4. LLC Operating Agreement And Management Structure
When forming an LLC in California, you’ll have to decide how it will be managed. It could be managed by a single manager or by multiple managers. Additionally, you can have the LLC managed by members or hire a manager for the job.
An LLC Operating Agreement is a necessity for the company. You can create this agreement or document when you form an LLC. However, this agreement doesn’t need to be filed. It’s an internal document to be kept with your business records.
The Operating Agreement lists all the member(s)/owner(s) of the company. It also includes the distribution of profits and losses between the members. Taxation information and how to pay taxes is also a part of this document.
While it is most relevant for LLCs with multiple members, a single-person LLC must maintain an operating agreement as well.
5. Getting An EIN (Federal Tax ID)
The taxman never misses his due. Any company is liable to pay taxes and therefore must have a Federal Tax ID Number, also called EIN. In many ways, the EIN for an LLC is equivalent to an SSN for an individual.
While the number is for taxation purposes, the business will need it for additional services as well. Banking services will need an EIN.
Note, you should apply for an EIN only after your California LLC is approved.
Getting your EIN is free. There is no fee involved. It is possible to submit an application for EIN online. The number is generated as soon as the verification is complete.
In cases where an online application is not convenient or possible, you can fill the form SS-4. This form can be submitted via mail or fax. It is also the best option for people who don’t reside in the USA and thus don’t have an SSN.
Finally, in case the owner of the LLC that needs an EIN is another LLC or company, the application can’t be filed online. You’ll have to use form SS-4 in these circumstances.
Get A Bank Account
Your California LLC should have its own bank account to maintain liability protection. The EIN is necessary for opening a bank account. It’s a good idea to shop around for banks that offer the best services you need.
Most banks issue debit cards, often immediately, on opening an account. Getting a credit card is useful too, as it can help build credit for your business.
A phone number is another useful tool. You can get a new connection for your LLC. Or, choose a virtual phone number that forwards calls to your original phone number. Either way, getting a business phone number is important. It’s also useful so that your personal phone number doesn’t become an item of public record.
6. Statement Of Information
All California LLCs must file a Statement of Information regularly. The initial statement of information must be filed within 90 days of the LLC being approved. After this, the document can be filed biennially (every two years).
The form required here is LLC-12 and it involves a fee of $20.
There are three ways of filing this form:
- Online through Bizfile
- Through mail
As with the other forms, if you’re not filing online, you’ll need a check or money order of the said amount. Cash is not accepted.
Failure to file the Statement of Information on time will result in a penalty of $250. Not complying with this requirement will eventually lead to the shutting down of the LLC.
7. Local Laws, Licenses, And Permits
Approval of the LLC means you’re ready to start your business.

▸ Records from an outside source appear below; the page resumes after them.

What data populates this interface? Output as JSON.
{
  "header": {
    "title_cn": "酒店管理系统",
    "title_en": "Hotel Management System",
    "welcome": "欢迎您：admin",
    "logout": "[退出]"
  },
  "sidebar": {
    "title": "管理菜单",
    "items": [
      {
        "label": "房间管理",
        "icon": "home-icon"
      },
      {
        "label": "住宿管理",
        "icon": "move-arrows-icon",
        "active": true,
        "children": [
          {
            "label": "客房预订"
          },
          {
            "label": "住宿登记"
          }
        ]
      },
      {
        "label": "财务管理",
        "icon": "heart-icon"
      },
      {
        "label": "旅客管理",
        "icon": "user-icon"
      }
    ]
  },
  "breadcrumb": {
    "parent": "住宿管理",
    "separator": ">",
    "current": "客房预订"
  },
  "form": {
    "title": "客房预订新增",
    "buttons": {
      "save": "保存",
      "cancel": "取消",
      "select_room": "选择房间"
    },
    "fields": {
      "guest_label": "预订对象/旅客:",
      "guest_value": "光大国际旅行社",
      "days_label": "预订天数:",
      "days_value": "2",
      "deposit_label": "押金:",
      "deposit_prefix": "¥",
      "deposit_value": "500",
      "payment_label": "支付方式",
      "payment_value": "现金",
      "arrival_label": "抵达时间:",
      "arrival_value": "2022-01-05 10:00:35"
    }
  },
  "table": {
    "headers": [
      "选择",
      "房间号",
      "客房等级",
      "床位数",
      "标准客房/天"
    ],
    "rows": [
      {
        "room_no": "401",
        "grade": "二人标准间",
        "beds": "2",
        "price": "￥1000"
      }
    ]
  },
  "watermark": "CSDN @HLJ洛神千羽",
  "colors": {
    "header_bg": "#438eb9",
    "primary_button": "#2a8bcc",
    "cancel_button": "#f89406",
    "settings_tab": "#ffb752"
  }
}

However, you might still need to apply for more licenses or permits, depending on the business you want to conduct. This depends on the location and industry of engagement of the LLC.
Since this is a specific and niche requirement, you might want to contact your city of business or relevant government department for more information.
8. California’s $800 Annual Franchise Tax And Other Federal And State Taxes
All limited liability companies in California must pay the state $800 annually in franchise tax. The tax is imposed irrespective of the revenues or income of the money. If the LLC exists, it must pay this tax every year – there’s no way around it.
This tax is paid with the California Franchise Tax Board, using Form 3522 (LLC tax voucher).
Any newly formed LLC will have to pay this amount within three months and fifteen days of being formed. Instructions on the voucher say “15th day of the 4th month”, which might erroneously be interpreted as four months.
After the first payment, the tax has to be filed by April 15 for every financial year.
This often created an awkward situation for LLCs being set up later in the year. They’d find themselves liable for $1600 in taxes rather quickly! For example, an LLC formed in October would have to pay the $800 by January 15. Then it turns out, you have to shell out another $800 before April 15!
Carefully choosing the date of setting up your LLC could save you big money. However, things are different at the moment.
California is currently providing temporary relief for newly registered businesses. Any LLC formed in the state during 2021, 2022, and 2023, will not be liable for the $800 franchise tax for their first year.
California Sales Tax
If the revenue of the company exceeds $250,000 in a financial year, it may be liable to pay sales tax. You’ll have to file Form 3536 with the California Franchise Tax Board. Note that this is in addition to the $800 Franchise Tax.
Employer tax might also be applicable if your LLC has hired employees.
Limited Liability Company Return of Income
All LLCs in California must file Limited Liability Company Return of Income annually. This form too is filed with the California Franchise Tax Board and might need additional schedules and forms.
Tax compliance for your city, town, county, etc. This depends on how the local authority is managing these things.
Your EIN should come in handy for filing those federal taxes. California LLCs have “pass through” taxation. For federal taxation, you can add income or losses from your LLC as part of Schedule C, to be filed with your personal tax return.